Again, work in world-space coordinates (or even better, 3D Cartesian coordinates with origin the camera center, but whatever 3D coordinate system you have all the data represented in). Assume that you know the Cartesian coordinates of A and B in world-space as well as all the world-coordinates of the vertices of the triangulation. Assume you know the Cartesian coordinates of the camera's center as well, call that point O.

The idea is to intersect the plane determined by the points A, B, O with each triangle, starting from the one that contains A and ending with the one that contains B.

Here is the geometric justification. Start with the triangle that contains A. Let the triangle have vertices U, V and W, again written in Cartesian world-coordinates. The idea is to find which of the three edges of UVW intersects the plane OAB at the point P such that the dot product AP.AB of AP with AB is a positive number. It is basically the formula for the intersection of a line in 3D and a plane in 3D. The line here is, say, determined by the points V and W and the plane is OAB. Then the equation of the plane is N.(X-A) = 0 for any point X on the plane OAB. Here '.' is the dot product. The line equation is X = V + t*(W-V). Thus the intersection point is found by solving for t when we plug the equation of the line into the equation of the plane: N.(V + t*(W-V) - A) = 0 It is very easy to solve for t: t = ( N.(A-V) )/( N.(W-V) )
And hence the intersection point P between OAB and UV is P = V + ((N.(A-V))/( N.(W-V)))*(W-V) To be sure that P is on the edge, i.e. it is between U and V we have to check that N.(W-V) /= 0 and 0 <= t <= 1. Otherwise we move to another edge.

  1. At first, find the normal vector N to the plane ABO, which is the cross product N = OA x OB of vectors OA and OB.

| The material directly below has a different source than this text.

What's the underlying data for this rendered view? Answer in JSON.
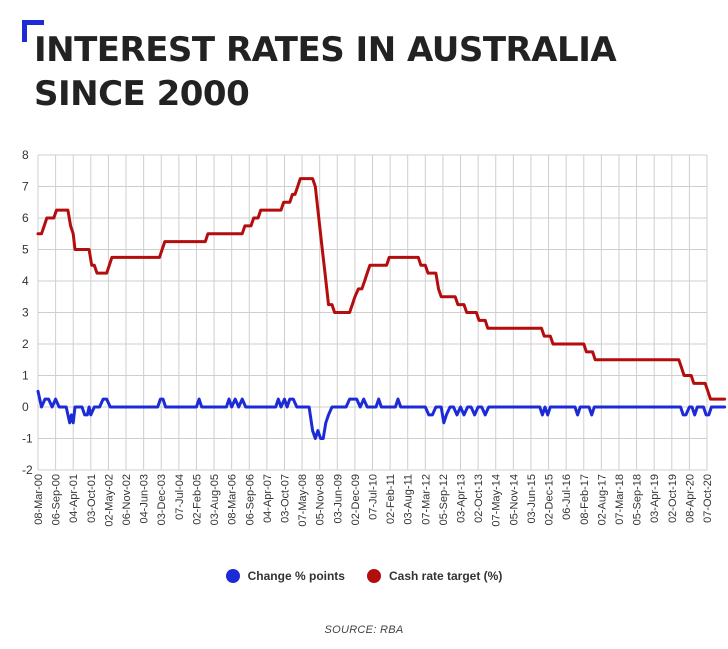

  2. Start with the triangle that contains A. Let the triangle have vertices U, V and W, again written in Cartesian world-coordinates.:

    • Calculate the dot product N.(W-V) and check that it is not equal to zero. If it is, choose another edge of the triangle and start again from the beginning of step 2;
    • Calculate t = ( N.(A-V) )/( N.(W-V) ) . If t > 1 or t < 0 then choose another edge of UVW and start again from the beginning of step 2;
    • Calculate P = V + t*(W-V) ;
    • Perform the following checks: (i)calculate the cross-product vectors OA x OP and OP x OB; (ii) Calculate their dot product (OA x OP).(OP x OB); (iii) check that (OA x OP).(OP x OB) > 0. If not, choose another edge and start again from the beginning of step 2;
    • Draw the line segment connecting point A to the point P;
    • Take the triangle that shares with triangle UVW the edge on which P is located.
    • As a result of these steps, you have picked a point P together with the triangle that shares with the triangle UVW the edge on which P is located.
  3. Iterate the following procedure: assume you are at a triangle UVW and you have determined point P on one of its edges, say VW (see for example the previous step 2). We need to find which of the two edges UV or UW the plane OAB intersects (it should intersect at one of them). Start with, say, edge UV:

    • Calculate N.(V-U) and check that it is not equal to zero. If it is, choose the other edge UW and start again from the beginning of step 3;
    • Calculate t = ( N.(A-U) )/( N.(V-U) ) . If t > 1 or t < 0 then choose the other edge UW and start again from the beginning of step 3;
    • Calculate P = U + t*(V-U) ;
    • Draw the line segment connecting the old to the new point P (the first on edge VW and the second on edge UV in our example);
    • Take the triangle that shares with triangle UVW the edge on which P is located.
    • Point P lies on one of the three edges of triangle UVW. Take the next triangle, which is the triangle that shares with UVW the edge on which P is located. Call that new triangle UVW.
    • Keep iterating step 3 until you reach triangle UVW in which point B lies.